Zu Steiners Verständnis des Okkultismus siehe auch: Mathematik und Okkultismus 1904 | Theosophie in Deutschland vor hundert Jahren 1906

Zander phantasiert über Konflikte Steiners mit Frauen wegen seines angeblich autoritativen Leitungsstils in der Theosophischen Gesellschaft.

Auf S. 394 schreibt Zander:

»Auch über Konflikte aufgrund von Steiners autoritativem Leitungsstil wissen wir noch wenig, aber auch dafür gibt es Indizien. Als Steiner 1913 eine ›ägyptische Tempelszene‹ durch Bewegungen ›nur nach der Seite‹ darstellen lassen wollte, brachte die Theosophin Lotus Peralté ›nicht nur dicke Bücher, sondern auch einen Ägyptologen« mit, so dass Steiner nachgab (GA 277a, 48). Mathilde Scholl zog sich 1913 aus der Anthrposophischen Gesellschaft ganz zurück (ohne mit Steiner persönlich zu brechen) und erteilte nach dessen Tod anthroposophischen Privatunterricht.«

Der Verweis auf GA 277a führt zu einem Bericht von Lory Mayer-Smits, einer Eurythmistin, die an den München Aufführungen der Mysteriendramen mitwirkte. Hier ist nicht von Konflikten zwischen Steiner und seinen »Anhängerinnen« die Rede, sondern von einem Konflikt – wenn man ihn denn so nennen will – zwischen Lory Mayer-Smits und Lotus Peralté, in dem Steiner wie Mayer-Smits berichtet, – vermittelte:

»Ungefähr vierzehn Tage vor unserer letzten Aufführung rief er mich zu sich und sagte, er brauche für das achte Bild – für die ägyptische Tempelszene – noch einen ägyptischen Tanz.

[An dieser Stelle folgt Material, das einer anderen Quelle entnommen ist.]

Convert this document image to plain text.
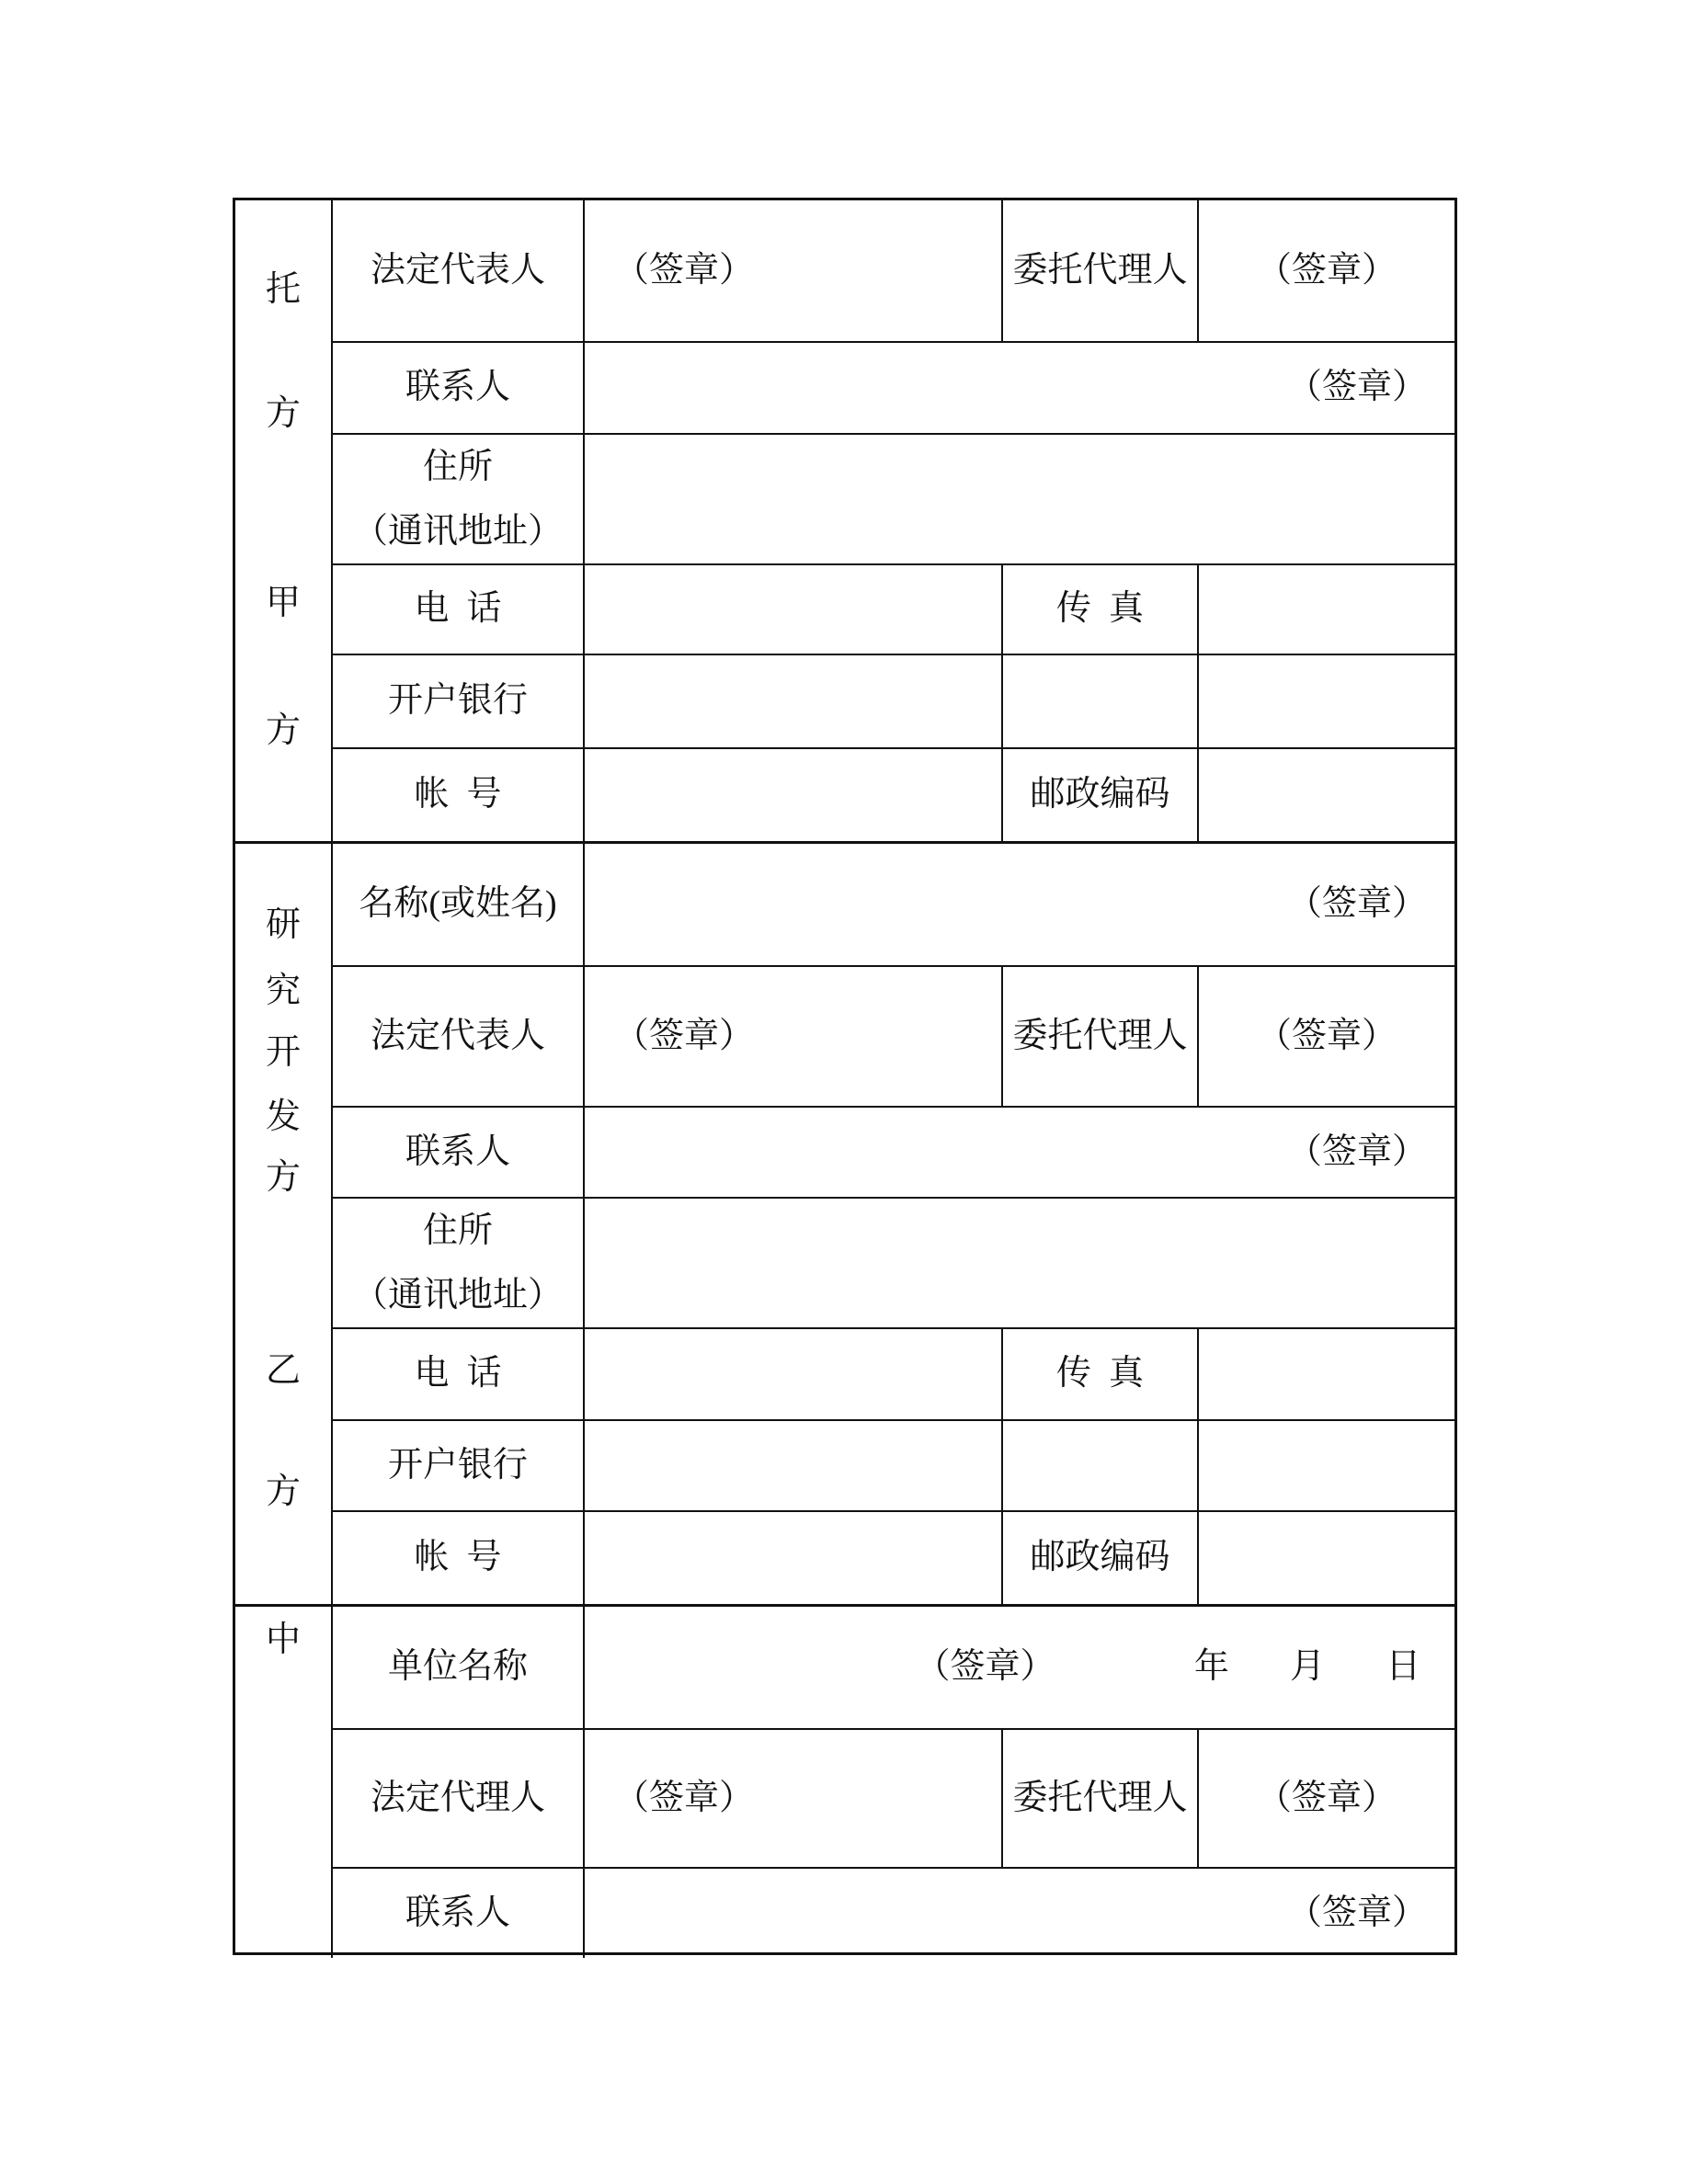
托
方
甲
方
法定代表人 （签章）	委托代理人 （签章）
联系人	（签章）
住所
（通讯地址）
电话	传真
开户银行
帐号	邮政编码
研
究
开
发
方
乙
方
名称(或姓名)	（签章）
法定代表人 （签章）	委托代理人 （签章）
联系人	（签章）
住所
（通讯地址）
电话	传真
开户银行
帐号	邮政编码
中
单位名称	（签章）	年 月 日
法定代理人 （签章）	委托代理人 （签章）
联系人	（签章）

Er habe sich entschlossen, die vier Priester, die nach der Regieanweisung vorne stehen, etwas erhöht gegen den Hintergrund zu stellen. Sie müssten während des ganzen Bildes vollkommen unbeweglich dort stehen und nur dann, wenn der Neophyt zum Schrecken aller im Tempel Versammelten nicht die erwarteten, nach alten Regeln vorherbestimmten Weltenworte, sondern sein eigenes Erleben und Empfinden ausspricht, wie von ihnen ergriffen und gezwungen diese Worte eurythmisch gestalten und begleiten. Auch hierfür bestimmte Dr. Steiner die Persönlichkeiten, darunter eine französische Malerin, Madame Peralté, die schon zum zweiten Mal die ahrimanischen Wesen und diesmal auch die Gnomen mitmachte. Sie war eine schon fast sechzigjährige, unheimlich temperamentvolle Frau, voll geballter Energie, und schon durch ihr Äußeres, das an Wüste und Einsamkeit erinnerte, wie prädestiniert für solch eine Aufgabe. Leider richtete sich diese Energie bald gegen mich und meinen Versuch, diesem Tanz dadurch einen ägyptischen Charakter zu verleihen, daß wir unsere Bewegungen - in der Art ägyptischer Reliefs - nur nach der Seite machten. Nachdem Dr. Steiner diese neue Aufgabe gestellt hatte, war ich aufgeregt in die verschiedensten Museen gelaufen, und diese seitlichen Bewegungen waren wirklich wie eine rettende, leider aber auch einzige Idee aufgetaucht. Doch Madame Peralté streikte und wollte so eine ägyptische Phantasie nicht mitmachen. Sie brachte nicht nur dicke Bücher, sondern auch einen Ägyptologen in die Probe und schließlich sagte Dr. Steiner zu mir: ›Dann lassen Sie eben diese seitwärts gerichteten Bewegungen!‹ Als ich nach der Probe sehr bedrückt und ratlos den Saal verlassen hatte und die Treppe hinunterschlich, legte sich plötzlich eine Hand auf meine Schulter. Es war Dr. Steiner, der mich tröstend gütig und fast auch etwas schelmisch anschaute und erklärte: ›Wissen Sie, ich habe das gar nicht pedantisch gemeint, daß Sie diese seitlichen Bewegungen lassen sollen, nur den Schluß, den müssen Sie ganz betont frontal machen, die Zeile: "Empfand ich euren strengen Weckeruf."‹ (GA 277a, S. 48, Dornach 1998).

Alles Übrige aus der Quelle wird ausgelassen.